Dalam penyusun atau pembuatan
konstitusi, selain harus mengandung ketentuan-ketentuan atau unsur-unsur
sebagaimana disebutkan di atas, juga tentunya memiliki sejumlah tujuan yang
hendak dicapai (juga sering disebut fungsi konstitusi). Di antara tujuan
konstitusi itu adalah untuk:
- Pembatasan sekaligus pengawasan terhadap proses-proses
kekuasaan politik.
- Melepaskan kontrol kekuasaan dari penguasaan sendiri.
- Memberikan batasan-batasan ketetapan bagi para penguasa
dalam menjalankan kekuasaannya.
- Aturan main (rule of the game) fundamental bagi setiap
kehidupan bermasyarakat dan kehidupan bernegara.

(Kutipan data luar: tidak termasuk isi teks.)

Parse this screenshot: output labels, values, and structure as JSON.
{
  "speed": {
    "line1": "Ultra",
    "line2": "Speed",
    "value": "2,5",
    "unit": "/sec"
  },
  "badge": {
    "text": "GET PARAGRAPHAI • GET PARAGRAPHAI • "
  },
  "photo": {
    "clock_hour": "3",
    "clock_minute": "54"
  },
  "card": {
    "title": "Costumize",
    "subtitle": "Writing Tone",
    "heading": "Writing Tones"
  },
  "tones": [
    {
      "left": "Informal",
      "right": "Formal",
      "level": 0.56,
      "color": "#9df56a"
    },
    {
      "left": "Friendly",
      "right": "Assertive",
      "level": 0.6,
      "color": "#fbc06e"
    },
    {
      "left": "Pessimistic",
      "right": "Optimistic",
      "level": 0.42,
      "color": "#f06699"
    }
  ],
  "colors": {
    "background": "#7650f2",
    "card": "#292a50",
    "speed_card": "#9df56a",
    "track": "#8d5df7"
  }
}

Bagian Pembukaan Undang-Undang Dasar
1945 juga dapat dikatakan memuat prinsip-prinsip, asas-asas dan tujuan dari
bangsa Indonesia yang akan di wujudkan dengan jalan bernegara. Dari
prinsip-prinsip, asas-asas dan tujuan dari bangsa Indonesia tersebut terkandung
pula nilai-nilai yang mewarnai isi konstitusi pertama, antara lain:
- Bahwa pembukaan Undang-Undang Dasar 1945 merupakan
pernyataan kemerdekaan yang terinci, karena terkandung suatu pengakuan
tentang nilai hak kodrat, yaitu hak yang merupakan karunia dari tuhan Yang
Maha Esa yang melekat pada manusia sebagai makhluk individu dan makhluk
sosial. Hak kodrat ini bersifat mutlak, karenanya tidak dapat diganggu
gugat, sehingga penjajahan sebagai pelanggaran terhadap hak kodrat ini
tidak sesuai dengan peri kemanusiaan dan harus dihapuskan.
Atas dasar inilah maka bangsa
Indonesia mewujudkan suatu hasrat yang kuat dan bulat untuk menentukan nasib
sendiri terbebas dari kekuasaan bangsa lain melalui perjuangan sendiri menyusun
suatu negara Indonesia yang merdeka, bersatu, berdaulat, adil dan makmur.
Merdeka artinya benar-benar bebas
dari kekuasaan bangsa lain. Bersatu artinya negara Indonesia merupakan negara
dengan satu bangsa yang mengatasi segala paham golongan maupun perseorangan.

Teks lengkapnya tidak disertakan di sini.